Financial Services: Why Is Data Stuck in the Dark Ages?

The traditional view of data is no longer a fit for the changing world of business. Just like how the printing press accelerated the dissemination of knowledge, modern innovations have furthered the power of data.

In many ways, we’re in the golden age of data, where companies have more data across their organizations than ever before. Yet some firms are still in the dark. Their legacy systems have kept data inaccessible, inaccurate, and isolated.

To thrive in this data renaissance, financial services need to make a fundamental shift in how they extract value from data. Modern innovations are fueling this movement, enabling firms to uncover the game-changing insights they’ve longed for.

Why Data Gets Stuck

For some financial institutions, getting access to data may still feel like living in the dark ages. When it comes to gaining visibility across the business, financial services firms often have a lot of data to work with. But problems stem from the technology that many finserv companies continue to use—data warehouses—which are meant to store and organize the plethora of information drawn from operational and core processing systems. 

As these firms know, creating a report or conducting a financial analysis requires extracting data from the data warehouse. Here’s the rub: the data in the data warehouse is only accurate at the time it was loaded and refreshed from legacy systems. Business intelligence tools access the data warehouse to create reports or perform financial analysis. 

As a result, the data in the reports or analysis has a high likelihood of being out-of-date. This makes the insights from those reports unreliable. 

Many financial services firms have turned to “bolted-on” custom software solutions as a way to make data extraction from their legacy systems as close to real-time as possible. But those workarounds only add more roadblocks. Custom solutions require continuous maintenance to keep up with the changing needs of the business. In other words, financial services firms end up running (and paying) just to keep up, at the expense of investing in better technology that leverages data for insights.

An Enlightened Approach

In the current landscape where changing business needs are a constant, nimble access to real-time data (and, more importantly, to the insights it can provide) is a must. Leaders should be focusing on understanding and applying the insights found in the data, not maintaining an aging system that treats data as a commodity stored for future use.

To thrive in this data renaissance, financial services need to make a fundamental shift in how they extract value from data.

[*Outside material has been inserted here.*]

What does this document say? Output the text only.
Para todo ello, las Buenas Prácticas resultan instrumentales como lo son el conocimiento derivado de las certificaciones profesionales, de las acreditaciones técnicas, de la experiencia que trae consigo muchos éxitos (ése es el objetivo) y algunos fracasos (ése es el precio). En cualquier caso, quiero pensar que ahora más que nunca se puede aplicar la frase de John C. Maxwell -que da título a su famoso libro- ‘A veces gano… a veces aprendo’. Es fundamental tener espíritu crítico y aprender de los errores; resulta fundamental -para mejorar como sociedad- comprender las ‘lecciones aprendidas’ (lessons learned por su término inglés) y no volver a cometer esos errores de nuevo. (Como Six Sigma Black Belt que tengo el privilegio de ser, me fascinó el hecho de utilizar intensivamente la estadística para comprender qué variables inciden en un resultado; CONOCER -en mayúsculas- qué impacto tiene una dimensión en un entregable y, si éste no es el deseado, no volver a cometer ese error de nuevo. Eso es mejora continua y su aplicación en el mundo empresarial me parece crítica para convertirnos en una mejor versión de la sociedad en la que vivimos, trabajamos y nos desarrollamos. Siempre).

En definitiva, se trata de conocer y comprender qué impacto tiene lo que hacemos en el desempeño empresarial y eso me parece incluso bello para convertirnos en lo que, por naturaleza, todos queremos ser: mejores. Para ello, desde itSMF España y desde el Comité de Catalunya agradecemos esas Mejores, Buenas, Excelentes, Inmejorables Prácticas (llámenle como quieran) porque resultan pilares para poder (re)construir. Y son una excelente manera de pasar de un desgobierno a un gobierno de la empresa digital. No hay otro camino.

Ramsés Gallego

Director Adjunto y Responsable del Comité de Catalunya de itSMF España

Here are some of the key technologies that are making insights transparent and accessible across lines of business:

Cloud computing. A cloud platform enables companies to connect and scale their data capabilities and operating systems without the worry of physical limitations. And having systems on a single platform eliminates the reconciliation issues that occur when data and systems are on separate platforms. 

Financial services firms are starting to take the leap into the cloud. Jerry Silva, research director for IDC Financial Insights, discusses this trend in a webinar about elevating the role of the back office in financial services firms. Silva explores the drivers behind the adoption of cloud in financial services and the cloud infrastructure—public, private, or hybrid—under consideration at financial institutions.

Open APIs. In financial services, open APIs (application programming interfaces) are often discussed in the context of open banking, where banks are opening up internal data to external applications. It’s how banks are evolving their services to meet customer demands. For example, open APIs enable an investing app to connect to a user’s bank account without compromising the security of the account holder’s financial institution. 

Workday Cloud Platform leverages open APIs to help companies extend their Workday data ecosystem and drive additional value for the business with third-party applications. Erin Yang, vice president of platform technology product and strategy, highlights how Workday customers are using APIs on the Workday Cloud Platform to build applications and benefit from solutions created by other Workday customers and third parties. Among those examples include a financial services company, which built an application that allows employees to request tuition reimbursement for training courses prior to registering. As a result, the application did more than eliminate the need for the HR services team to manually update a tracking spreadsheet—it greatly improved the employee experience.

Artificial intelligence and machine learning. Simply put, artificial intelligence (AI) and a subset of AI, machine learning (ML) are game changers for analytics. These technologies modernize the way companies gain insights from data. AI and ML enhance the discovery of insights in data by quickly detecting patterns, identifying trends, and offering predictions. Sayan Chakraborty, executive vice president of technology at Workday, describes more ways ML has changed the way we work, including how it speeds up business processes

For example, finance typically spends extended amounts of time reconciling the monthly close. But ML helps to reduce that review time. So, instead of combing through numerous accounts to find discrepancies, an ML-augmented financial management system can send alerts about anomalies in the general ledger. 

In the current landscape where changing business needs are a constant, nimble access to real-time data (and, more importantly, to the insights it can provide) is a must.

The speed of making these discoveries accessible across the organization is how financial services firms can gain a competitive advantage—the faster the insights, the faster your organization is able to make an impact based on the data. 

And ML isn’t just for financial management—automation and regulatory compliance are other ways financial services firms are leveraging AI and ML, says consulting firm Aberdeen Group in its “Financial Services: Making Informed Decisions with Improved Transparency” report. 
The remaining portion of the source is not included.